Rather than rephrase the question stem, it may be easier to jump immediately to the statements. Since the variable A lies on both sides of the inequality sign, if we can determine the sign of A, we can divide by A and simplify the Question Stem.

Is ABC < A?

s1: AB < 0

s1 tells us that A and B must have opposite signs

case 1: A = +positive ; B = -negative

however, we are Given: A < B
this case is impossible since a (positive) value can never be less than a (negative) value.

thus, statement 1, in conjunction with the given info., tells us that case 2 must be true:

Case 2:
A = (-)neg
B = +pos

since we know the sign of the Variable A, we can divide both sides of the question stem by A. The question becomes:

Is: (BC) < 1

we do NOT know the sign of C however.
we are given: C < B

(I) A = -1 , B = +2 , C = +1
satisfies the given constraint and statement 1. BC = (+2) (+1) = +2 ---- a value that is NOT less than 1.
NO

(II) A = -1 , B = +2 , C = -3
satisfies the given constraint and statement 1. BC = (+2) (-3) = -5 ----- a value < 1
YES

since we get two different answers (YES and NO) statement 1 is NOT sufficient

statement 2: AC > 0

s2 tells us that A and C must have the SAME Sign.

case 1: A = +pos ; C = +pos

we can then divide both sides of the question stem by A under this assumption and the inequality sign does not reverse.
Q becomes: Is BC < 1?

further, since we are given that C < B
B must be greater than the +pos value of C
B = +positive also

but we do not know whether A, B, and C are Integers, Decimals, Rational or Irrational numbers, etc.
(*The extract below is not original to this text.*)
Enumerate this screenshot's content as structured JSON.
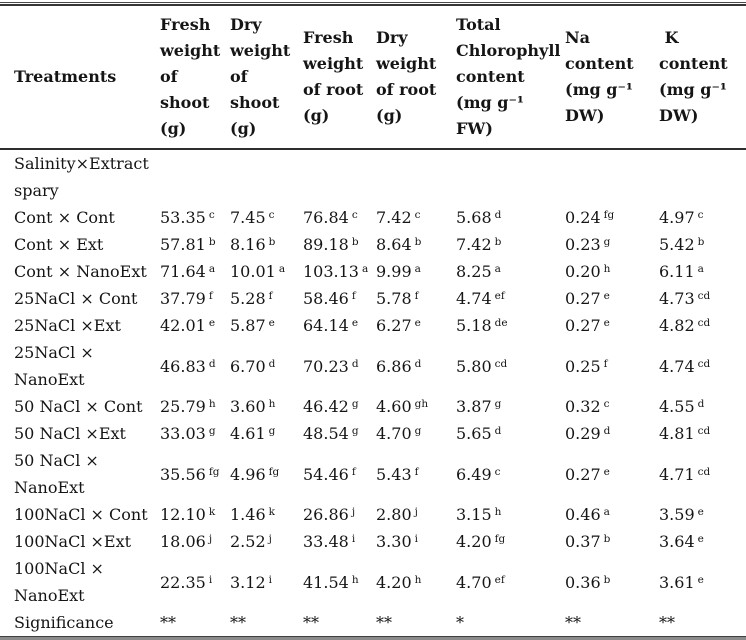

(I) A = +1/4 ; B = +1/2 ; C = +1/4

IS: BC < 1 ?
YES

(II) A = +1 ; B = +2 ; C = +1

IS: BC < 1?
NO

again, since we get two different answers (YES and NO) statement 2 is NOT sufficient alone

(S1 & S2) together:

from statement 1, we were able to infer that:

A = (-)neg
B = +pos

further, statement 2 tells us that:
AC > 0

or, the variables A and C must have the SAME SIGN

therefore, we can infer:

C = (-)negative

Summary:
A = (-)negative ; B = +positive ; C = (-)negative

*Is: ABC < A ?

divide both sides by A, a negative value, reversing the inequality sign in the process.

*Is: BC > 0 ?

since we know that B is positive and C is negative, they must have opposite signs, and we can answer the question with a DEFINITE NO: BC < 0

*C* Statements together are sufficient